Disons que le cinéaste documentariste Joshua Oppenheimer n’a certainement pas fait les choses à moitié pour son passage vers le long-métrage de fiction. En effet, son somptueux The End est une ambitieuse fresque de plus de deux heures racontant, par le biais du drame musical, l’apocalypse en toute intimité. L’objet bizarroïde fascine et ennuie à parts quasi égales.
D’une richesse visuelle impressionnante, gracieuseté notamment des superbes images de Mikhail Krichman, collaborateur régulier de Andrey Zvyagintsev, la fin du monde représentée par Oppenheimer ne met pas en scène les bunkers habituels. Au contraire, avec ses nombreuses oeuvres d’art sur les murs, l’élégance dans chaque pièce, si ce n’était des escales dans les grottes, on se croirait dans le plus luxueux des manoirs.
C’est qu’on s’en doutera, sous ses airs plus léchés, le réalisateur n’a certainement pas délaissé ses intérêts sociaux, s’amusant à décortiquer les torts de la bourgeoisie au fur et à mesure que son film avance.
La petite famille d’apparence parfaite, un peu comme ces peintures qui cachent peut-être ou pas certaines usures, verra son image craquer sous la surface, lorsqu’une étrangère viendra remettre en question les fondations de leur routine implantée depuis plusieurs décennies, beaucoup plus fragiles qu’ils n’y paraît.
Des acteurs plus que solides
Par ailleurs, la distribution de haut calibre est sans mal dominée par les toujours aussi impeccables Tilda Swinton, Michael Shannon et George MacKay. Les deux premiers ont tout le talent nécessaire pour jouer les nuances de ces personnages problématiques, et le troisième est parfait pour incarner l’ambiguïté de l’âge de son personnage n’ayant jamais connu le monde d’avant, entre naïveté et prétention.

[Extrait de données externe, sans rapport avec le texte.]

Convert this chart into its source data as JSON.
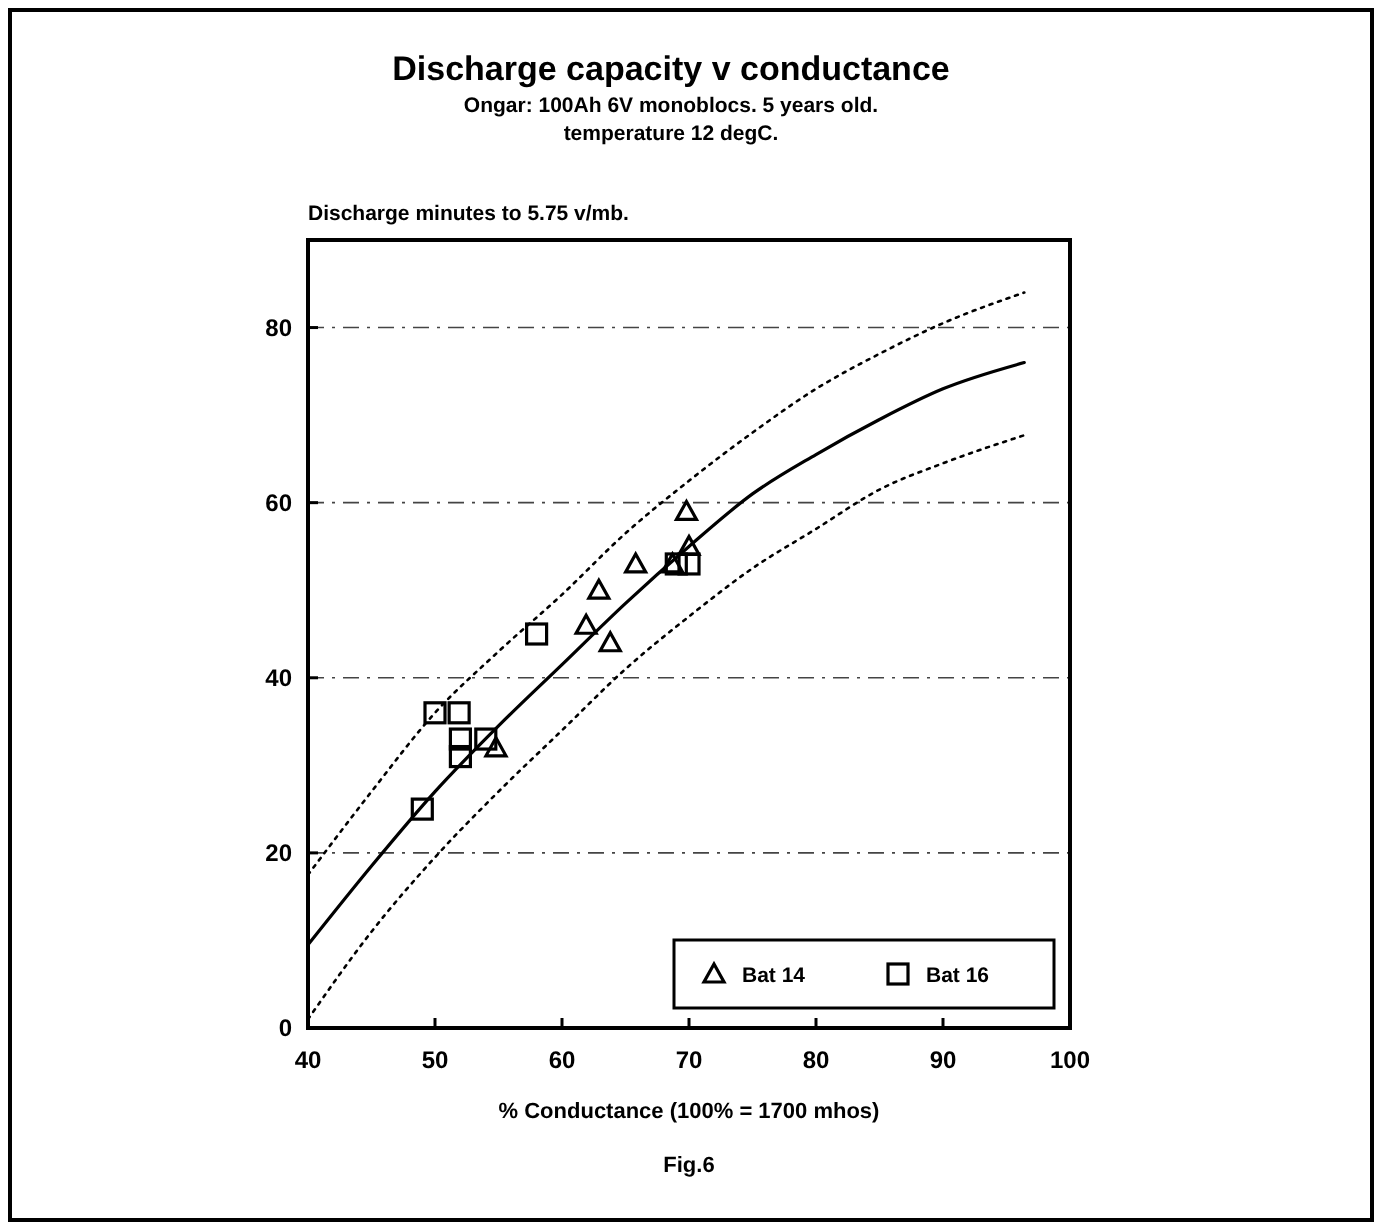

On se permet aussi d’y joindre Tim McInnerny et Bronagh Gallagher, à qui l’on offre trop rarement la chance de briller autant. Sans oublier Lennie James et une lumineuse Moses Ingram, qui vient souvent voler la vedette en causant tout un remue-ménage.
Suivant la tradition des films chantés à la lettre, tout le monde pousse la note avec aisance pour y clamer les paroles écrites par le cinéaste lui-même, sur des airs souvent très beaux et réussis de Marius De Vries (La La Land), mais aussi de Josh Schmidt.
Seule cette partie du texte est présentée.